MATARAM — Langkah strategis penguatan ekosistem pendidikan Islam di Nusa Tenggara Barat resmi dimulai. IAIH Pancor dan YPP NWDI NTB menandatangani nota kesepahaman yang mencakup sembilan bidang kerja sama, mulai dari peningkatan mutu akademik, pelatihan tenaga pendidik, hingga program pengabdian masyarakat.
Momentum penandatanganan berlangsung di Gedung TGB Center Mataram, bertepatan dengan 2 Rabiul Awal 1448 H. IAIH Pancor diwakili Wakil Rektor I, Dr. H. Abdul Hayyi Akrom, sementara YPP NWDI NTB diwakili Ketua Umum Prof. Dr. H. Muslihun, M.Ag.
Kerja sama ini tidak sekadar seremonial. Kedua lembaga menyepakati program konkret yang menyentuh langsung kebutuhan madrasah dan pondok pesantren NWDI di seluruh NTB.
Sekretaris YPP NWDI NTB, Drs. H. Sahnan, M.Pd., menyebut tujuan kerja sama ini sangat mulia karena diarahkan untuk memperkuat kelembagaan madrasah dan pondok pesantren NWDI. Menurutnya, implementasi kesepahaman ini tidak mudah dan membutuhkan komitmen bersama.

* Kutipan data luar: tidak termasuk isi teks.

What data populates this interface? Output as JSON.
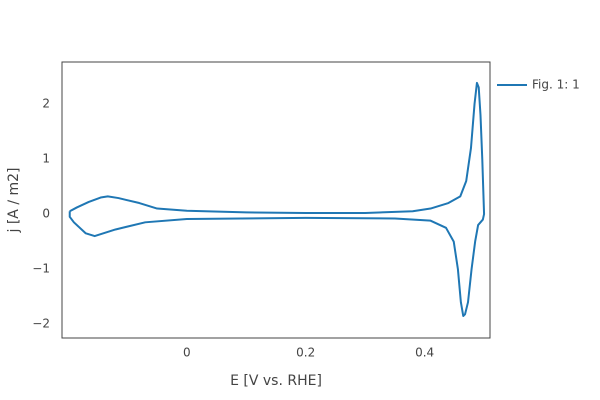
{
  "chart_data": {
    "type": "line",
    "xlabel": "E [V vs. RHE]",
    "ylabel": "j [A / m2]",
    "xlim": [
      -0.21,
      0.51
    ],
    "ylim": [
      -2.25,
      2.76
    ],
    "xticks": [
      0,
      0.2,
      0.4
    ],
    "yticks": [
      {
        "value": -2,
        "label": "−2"
      },
      {
        "value": -1,
        "label": "−1"
      },
      0,
      1,
      2
    ],
    "grid": false,
    "legend": "right",
    "series": [
      {
        "name": "Fig. 1: 1",
        "color": "#1f77b4",
        "x": [
          -0.197,
          -0.185,
          -0.165,
          -0.145,
          -0.133,
          -0.115,
          -0.08,
          -0.05,
          0,
          0.1,
          0.2,
          0.3,
          0.38,
          0.41,
          0.44,
          0.46,
          0.47,
          0.478,
          0.484,
          0.488,
          0.491,
          0.494,
          0.497,
          0.5,
          0.498,
          0.49,
          0.485,
          0.479,
          0.473,
          0.468,
          0.465,
          0.461,
          0.456,
          0.449,
          0.436,
          0.41,
          0.35,
          0.2,
          0,
          -0.07,
          -0.12,
          -0.155,
          -0.17,
          -0.19,
          -0.197,
          -0.197
        ],
        "values": [
          0.05,
          0.12,
          0.22,
          0.3,
          0.32,
          0.29,
          0.2,
          0.1,
          0.06,
          0.03,
          0.02,
          0.02,
          0.05,
          0.1,
          0.2,
          0.32,
          0.6,
          1.2,
          2.0,
          2.38,
          2.3,
          1.8,
          1.0,
          0,
          -0.1,
          -0.2,
          -0.5,
          -1.0,
          -1.6,
          -1.82,
          -1.85,
          -1.6,
          -1.0,
          -0.5,
          -0.25,
          -0.12,
          -0.08,
          -0.07,
          -0.09,
          -0.15,
          -0.28,
          -0.4,
          -0.35,
          -0.15,
          -0.05,
          0.05
        ]
      }
    ]
  }
}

“Rasa syukur yang mendalam dan kebahagiaan tak terhingga atas telah ditandatanganinya MoU antara pihak IAIH Hamzanwadi Pancor Lombok Timur dengan pihak YPP NWDI NTB,” ungkap Sahnan.
Ia menegaskan langkah pertama harus segera dimulai dengan keyakinan kedua pihak mampu mewujudkan cita-cita yang tertuang dalam dokumen MoU. “Dengan prinsip: berkolaborasi memajukan peradaban untuk kemaslahatan bersama,” tegasnya.
Wakil Rektor I IAIH Pancor, Dr. H. Abdul Hayyi Akrom, menilai kerja sama ini menjadi langkah nyata memperluas kontribusi perguruan tinggi terhadap penguatan pendidikan Islam di NTB. Ia menekankan pentingnya membuka ruang kolaborasi yang lebih luas antara kampus, madrasah, dan pesantren.
“Kerja sama ini merupakan langkah nyata untuk memperkuat kualitas pendidikan Islam di NTB sekaligus membuka ruang kolaborasi yang lebih luas antara perguruan tinggi, madrasah, dan pesantren,” ujarnya.
Di sisi lain, Ketua Umum YPP NWDI NTB, Prof. Dr. H. Muslihun, M.Ag., berharap MoU ini menjadi fondasi pengembangan sumber daya manusia yang berorientasi pada kemajuan umat.
“MoU ini menjadi fondasi bagi pengembangan sumber daya manusia, penelitian, dan pengabdian kepada masyarakat yang berorientasi pada kemajuan umat dan bangsa,” katanya.
Kehadiran TGB Dr. H. M. Zainul Majdi sebagai saksi penandatanganan menjadi simbol dukungan terhadap penguatan sinergi kelembagaan di lingkungan NWDI. Prosesi ini juga disaksikan jajaran Mustasyar PB NWDI, Dewan Pakar, Pengurus Wilayah NTB, serta sejumlah badan otonom.
Sinergi ini diharapkan tidak berhenti pada dokumen kerja sama. Kedua pihak dituntut segera menindaklanjutinya melalui program yang konkret, terukur, dan berkelanjutan.
Kolaborasi ini menjadi ujian nyata bagi NWDI untuk membuktikan bahwa pendidikan Islam mampu berakar kuat pada tradisi keilmuan pesantren, namun tetap terbuka terhadap inovasi dan perkembangan ilmu pengetahuan serta teknologi.